Türkiye toplumunun birden bire karşılaştığı farklı bir kitle ve kültürün gerginliğini yaşadığını belirten Sencer Ayata, bununla birlikte "hoşnutsuzluk olmakla beraber toplumda 'yabancı düşmanlığı' görülmemesinin de üzerinde durulması gerektiğini" söyledi.
Ziyaret ettiği çok sayıdaki "merdiven altı" atölyelerin hemen hepsinde daha ucuz işgücü olarak Suriyeli ve Afgan işçi çalıştırıldığı gözlemini de paylaşan Ayata, tartışmanın istihdam ve kaynak dağılımı konusunda, "Bütün göçlerde olan bir konu burada da işliyor. Daima yeni gelen gruplar, eski gruplarla ekonomik kaynaklar açısından rekabet içinde olurlar. Suriyelilerin ve göçmenlerin istihdam edildiği yerler Türkiye'deki en vasıfsız işgücünün de istihdam edildiği alanlar" dedi.
Sencer Ayata, Suriyelilerin Türkiye'deki dağılımının eşit olmadığını, Doğu'ya ve Karadeniz'e göçün çok daha zayıf gözlendiğini anlatırken yoğunlaşma olan bölgelerde ayrışmanın hakim olduğu bir toplumsal yapı olduğunu kaydetti; çocuk işçiler dahil göçmenlerin tarım işçisi olarak ulaştığı hacme işaret etti ve "ücretlerin aşağı çekilmesinden Türkiye'nin vasıfsız işgücünün rahatsız olacağını" dile getirdi. Prof. Ayata, Türkiye'den göçe de değinirken "Bizde eğitimli kesimlerin gözü tamamen dışarıda.
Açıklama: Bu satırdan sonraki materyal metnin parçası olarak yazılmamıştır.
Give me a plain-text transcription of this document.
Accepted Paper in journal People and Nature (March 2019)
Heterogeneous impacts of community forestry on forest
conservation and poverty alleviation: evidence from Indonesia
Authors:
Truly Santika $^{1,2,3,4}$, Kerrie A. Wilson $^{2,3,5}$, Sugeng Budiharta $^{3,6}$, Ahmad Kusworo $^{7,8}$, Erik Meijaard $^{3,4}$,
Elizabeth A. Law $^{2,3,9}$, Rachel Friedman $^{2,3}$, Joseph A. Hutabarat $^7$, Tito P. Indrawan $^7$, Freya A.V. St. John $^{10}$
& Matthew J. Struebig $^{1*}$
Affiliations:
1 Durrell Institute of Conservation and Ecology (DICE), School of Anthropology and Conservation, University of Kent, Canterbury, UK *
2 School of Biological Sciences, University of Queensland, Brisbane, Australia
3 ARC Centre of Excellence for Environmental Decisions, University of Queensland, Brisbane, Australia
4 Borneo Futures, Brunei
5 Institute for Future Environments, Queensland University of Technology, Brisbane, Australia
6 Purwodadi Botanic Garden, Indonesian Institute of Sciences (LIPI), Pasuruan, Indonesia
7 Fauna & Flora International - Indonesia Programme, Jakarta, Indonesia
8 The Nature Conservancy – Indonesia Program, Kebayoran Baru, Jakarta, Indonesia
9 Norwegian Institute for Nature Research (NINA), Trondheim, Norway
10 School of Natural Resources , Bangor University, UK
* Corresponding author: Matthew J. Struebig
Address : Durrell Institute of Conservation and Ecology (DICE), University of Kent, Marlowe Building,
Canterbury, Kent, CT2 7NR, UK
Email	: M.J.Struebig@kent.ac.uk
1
Vasıflı işgücünde dışarıya gitme çabası var ve gidiyorlar da. Vasıflı işgücünü tutamayan Türkiye, daha vasıfsız bir işgücü alıyor" tespitini yaptı.
"Bir yandan da eğitimli ve girişimci bir Suriyeli kesim de çıkıyor" diyen Ayata, "Bir de bu işin içinde sosyolojik olgular var. Önemli ölçüde, bu nüfusun burada çok da gidici olmadığını gösteriyor. Kendi arzularının da, toplumla ilişkilerinin de böyle olduğu görülüyor. Sorun son derece karmaşık" görüşünü dile getirdi. Göçmenlik olgusu ve geri dönüş eğilimleri açısından 10 yılın kritik olduğunu kaydeden Ayata, "mevcut Suriyeli göçmen nüfus içindeki yaklaşık 1 milyon kişinin "Suriye'ye dair hiçbir şey bilmediği ve hatırlamadığı" bilgisini paylaştı.
Bir bölümü çalışan, bir bölümü tamamen yardımla yaşayan, bir bölümü girişimci olan Suriyeli göçmenleri farklılaşmış yönleriyle görmek gerektiğini anlatan Prof. Sencer Ayata, "Bu çok yönlü bir sorun. Bütününü ele almak gerek" dedi. Göçmenleri "stratejik güç' gibi değerlendiren yaklaşımı eleştiren Ayata, "Politikaların tüm bu farklılıkları görmesi lazım. Sosyal olgular dirençlidir. Yani istediğiniz anda ve biçimde değiştiremezsiniz. Kısa orta uzun dönem planları olması gerekiyor" diye konuştu.
Prof. Ayata, iki dönem milletvekili ve Genel Başkan Yardımcısı olarak görev üstlendiği ana muhalefet partisi CHP 'nin pozisyonunu değerlendirirken, "CHP'nin de bu konuda yapması gereken, alternatif Suriye politikası. İnsani ve ahlaki boyutu ön planda olan bir alternatif göçmen politikası ortaya koymalı. Ben CHP'ye bu konuda inanıyorum. Kutuplaştırıcı olmayan tartışmanın çok aydınlatıcı olacağı kanısındayım" görüşünü paylaştı.